Lisa 16/08/2024
Um amor maduro
Yuling Kuang é uma das vozes sino-americanas e como tal escreve sobre o drama de ser filha de chineses em solo estadounidense. Fala não apenas sobre a distância geracional mas principalmente sobre a cultural, o desequilíbrio de crescer em um lar chinês em um país tão distante do seu natal.
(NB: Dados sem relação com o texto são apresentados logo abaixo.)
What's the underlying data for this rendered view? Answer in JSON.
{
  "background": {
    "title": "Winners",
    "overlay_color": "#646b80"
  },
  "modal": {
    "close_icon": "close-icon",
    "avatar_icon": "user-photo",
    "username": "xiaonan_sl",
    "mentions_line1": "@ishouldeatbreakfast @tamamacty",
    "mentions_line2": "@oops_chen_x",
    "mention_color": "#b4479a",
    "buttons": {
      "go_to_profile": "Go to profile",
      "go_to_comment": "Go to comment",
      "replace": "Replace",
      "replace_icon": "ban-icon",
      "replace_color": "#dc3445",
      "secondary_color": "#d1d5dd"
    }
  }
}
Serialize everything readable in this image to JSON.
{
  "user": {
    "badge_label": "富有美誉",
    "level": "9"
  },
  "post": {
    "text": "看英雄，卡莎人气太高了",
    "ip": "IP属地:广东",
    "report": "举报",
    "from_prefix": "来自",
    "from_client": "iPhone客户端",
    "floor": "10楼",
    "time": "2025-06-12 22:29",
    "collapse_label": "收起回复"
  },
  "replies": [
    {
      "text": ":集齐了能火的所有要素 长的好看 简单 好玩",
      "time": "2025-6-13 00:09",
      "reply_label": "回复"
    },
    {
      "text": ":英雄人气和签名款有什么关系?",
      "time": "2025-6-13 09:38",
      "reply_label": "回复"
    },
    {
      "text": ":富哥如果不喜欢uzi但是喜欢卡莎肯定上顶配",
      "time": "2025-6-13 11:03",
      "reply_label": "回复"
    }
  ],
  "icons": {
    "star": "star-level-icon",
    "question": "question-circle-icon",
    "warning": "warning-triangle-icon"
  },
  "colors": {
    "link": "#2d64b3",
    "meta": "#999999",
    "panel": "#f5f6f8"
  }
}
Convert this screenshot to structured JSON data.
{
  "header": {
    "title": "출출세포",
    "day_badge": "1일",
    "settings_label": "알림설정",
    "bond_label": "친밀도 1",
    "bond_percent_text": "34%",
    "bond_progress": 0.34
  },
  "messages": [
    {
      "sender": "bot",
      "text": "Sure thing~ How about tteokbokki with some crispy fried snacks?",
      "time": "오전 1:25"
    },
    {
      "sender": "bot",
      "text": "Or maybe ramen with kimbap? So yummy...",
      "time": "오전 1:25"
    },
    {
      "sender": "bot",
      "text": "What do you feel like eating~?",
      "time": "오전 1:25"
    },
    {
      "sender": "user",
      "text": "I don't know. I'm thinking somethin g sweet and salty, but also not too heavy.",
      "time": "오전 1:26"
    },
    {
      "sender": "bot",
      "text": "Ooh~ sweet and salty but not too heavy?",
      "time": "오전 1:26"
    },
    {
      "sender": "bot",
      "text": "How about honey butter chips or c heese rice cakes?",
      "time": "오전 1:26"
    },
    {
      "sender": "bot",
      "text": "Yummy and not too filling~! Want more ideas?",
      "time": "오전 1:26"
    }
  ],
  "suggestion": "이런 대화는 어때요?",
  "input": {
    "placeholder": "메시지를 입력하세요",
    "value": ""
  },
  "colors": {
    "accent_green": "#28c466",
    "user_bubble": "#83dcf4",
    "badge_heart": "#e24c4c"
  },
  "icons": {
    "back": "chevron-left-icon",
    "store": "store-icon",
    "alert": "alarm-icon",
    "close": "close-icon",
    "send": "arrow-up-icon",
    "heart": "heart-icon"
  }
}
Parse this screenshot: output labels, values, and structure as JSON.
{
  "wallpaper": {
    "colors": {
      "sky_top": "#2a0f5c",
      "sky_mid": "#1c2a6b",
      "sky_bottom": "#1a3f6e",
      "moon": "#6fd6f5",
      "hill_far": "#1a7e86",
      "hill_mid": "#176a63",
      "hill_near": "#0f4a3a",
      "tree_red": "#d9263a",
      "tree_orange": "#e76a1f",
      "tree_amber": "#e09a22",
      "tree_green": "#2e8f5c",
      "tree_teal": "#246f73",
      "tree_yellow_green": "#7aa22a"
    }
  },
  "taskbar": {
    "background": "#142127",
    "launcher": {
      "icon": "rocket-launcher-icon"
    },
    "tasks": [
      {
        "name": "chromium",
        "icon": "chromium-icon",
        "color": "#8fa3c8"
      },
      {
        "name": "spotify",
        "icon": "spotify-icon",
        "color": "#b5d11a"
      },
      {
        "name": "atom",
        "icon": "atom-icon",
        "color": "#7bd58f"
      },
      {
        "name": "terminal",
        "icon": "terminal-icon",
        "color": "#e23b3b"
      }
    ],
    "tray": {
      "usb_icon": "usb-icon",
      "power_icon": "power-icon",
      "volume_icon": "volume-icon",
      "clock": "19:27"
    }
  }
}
Como terminar uma história de amor narra então, a história de Helen junto a sombra de Michelle, sua irmã suicida e seu encontro com Grant, o homem cujo carro Michelle escolhera como alvo quando ainda eram adolescentes. Esse trauma não cicatrizado pulsa em carne viva em Helen e sua família, que não aceita essa morte e elabora esse luto com distanciamento, hiper proteção da filha restante e da negação da realidade. Michelle foi assassinada, não eram problemática, não precisava de ajuda em um lar fechado demais para enxerga-la. Até que os destinos dos dois se reencontram em uma sala de roteiro.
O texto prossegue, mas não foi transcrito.